Llegamos a la Embajada sobre las tres de la madrugada. Teníamos que alumbrarnos con velas, ya que la instalación eléctrica había quedado dañada, y los generadores no funcionaban por falta de combustible.      ¡Menos mal, que el clima de La Isla era cálido!

Una sola vela iluminaba la estancia de unos veinte metros cuadrados y un pequeño baño anexo a la misma.

No pude evitar evocar nuestra primera noche de amor en Río de Janeiro.  

Nos desnudamos en silencio, pero seguro que las dos pensando en lo mismo. Sin embargo no era lujuria ni pasión desenfrenada lo que sentía; por lo que quedé sorprendida de mi misma.

Lo que me apetecía era tenerla entre mis brazos, aspirar de su aliento y besarla en la frente. Brotó en mi un amor maternal, no de amante; por lo que entendí, que mi cariño, estaba muy por encima del sexo puro y duro.

Nos acostamos de lado, una frente a la otra; nuestros pechos y vientres se fundieron en uno solo; nos abrazamos, y le besé en la frente.

--Mi niña... No sabes cuántas veces me he acordado de ti... Le decía a la vez que le acariciaba los cabellos.
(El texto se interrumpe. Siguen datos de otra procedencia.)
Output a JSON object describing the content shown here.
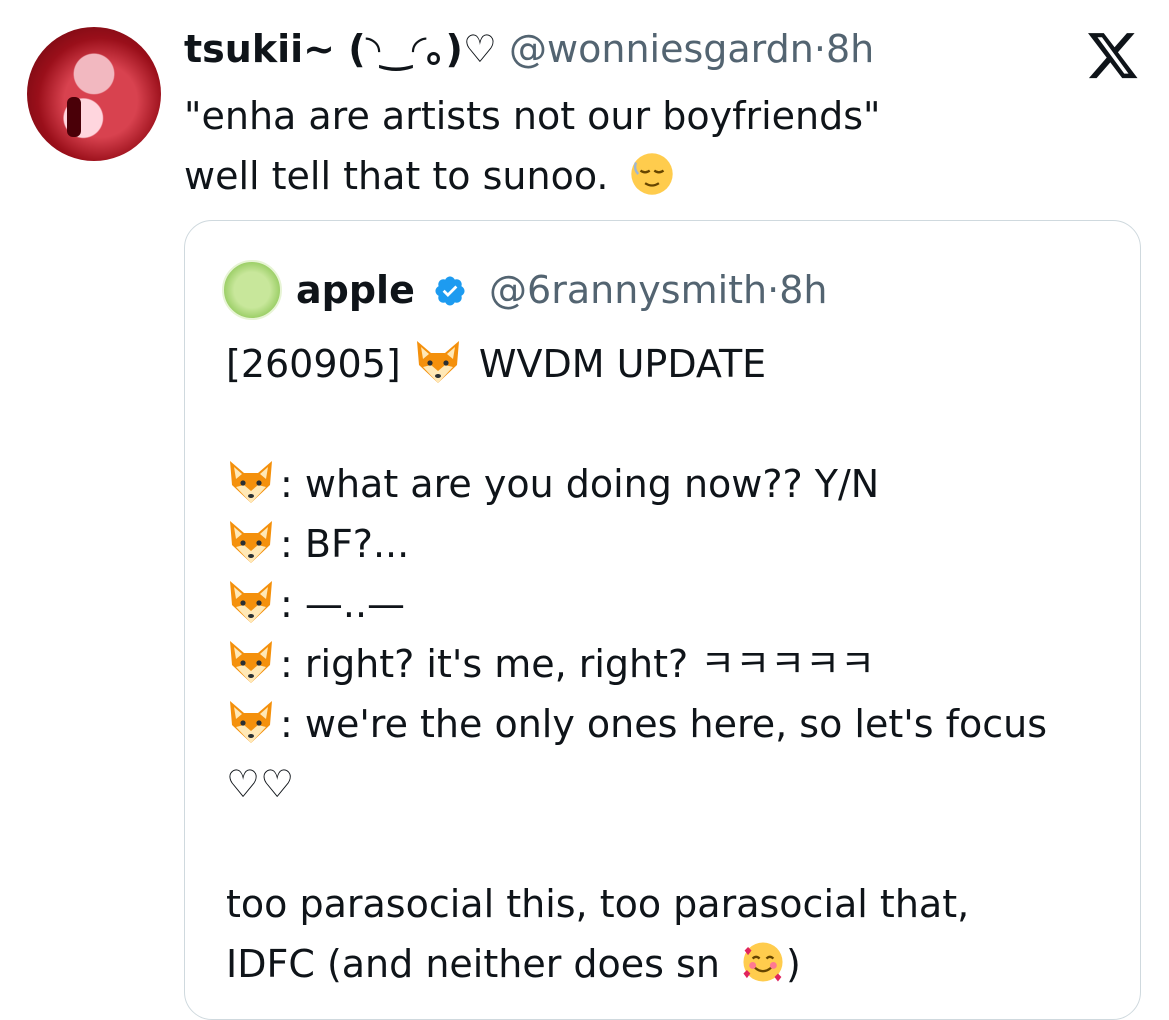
{
  "tweet": {
    "display_name": "tsukii~ (◝‿◜｡)♡",
    "handle": "@wonniesgardn",
    "separator": "·",
    "time": "8h",
    "lines": [
      "\"enha are artists not our boyfriends\"",
      "well tell that to sunoo."
    ],
    "emoji": "relieved-face-icon"
  },
  "quote": {
    "display_name": "apple",
    "handle": "@6rannysmith",
    "separator": "·",
    "time": "8h",
    "title_prefix": "[260905]",
    "title_suffix": "WVDM UPDATE",
    "dialogue": [
      ": what are you doing now?? Y/N",
      ": BF?...",
      ": —..—",
      ": right? it's me, right? ㅋㅋㅋㅋㅋ",
      ": we're the only ones here, so let's focus"
    ],
    "hearts": "♡♡",
    "closing": [
      "too parasocial this, too parasocial that,",
      "IDFC (and neither does sn",
      ")"
    ]
  },
  "icons": {
    "fox": "fox-face-icon",
    "verified": "verified-badge-icon",
    "x": "x-logo-icon",
    "smile_hearts": "smiling-face-with-hearts-icon"
  },
  "colors": {
    "text": "#0f1419",
    "muted": "#536471",
    "border": "#cfd9de",
    "verified_blue": "#1d9bf0"
  }
}
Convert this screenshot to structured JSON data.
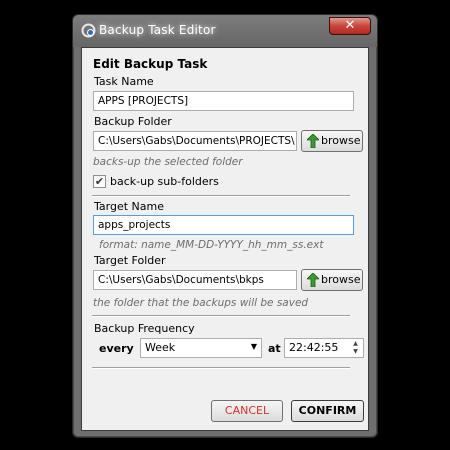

--Y yo de ti Manolita, ¡Cuántas veces hice el amor con mi marido pensando en ti!

No quería pensar que esta terrible tragedia nos había vuelto a juntar. ¡No por Dios! No puedes ser tan cruel. Pero la realidad, es que, Marga y yo, estábamos viviendo la parte más pura del amor gracias a la misma.

Abrió los ojos y me miró fijamente; los labios los tenía húmedos; creí que me estaba invitando a que se los besara. Sin decirle nada, entreabrió la boca, fue la señal de que ansiaba a pesar de la desgracia, que bebiera de su boca; y así lo hice: bebí todos los néctares que destilaban de ella.

Esta vez, nuestros sexos, a pesar de estar calados por "la lluvia de las nubes del amor", se resignaron a no participar en el juego de las fantasías. Esta vez, tocaba hacer el amor con el alma y el corazón.

Y así, entrelazadas entre nuestros brazos, quedamos dormidas.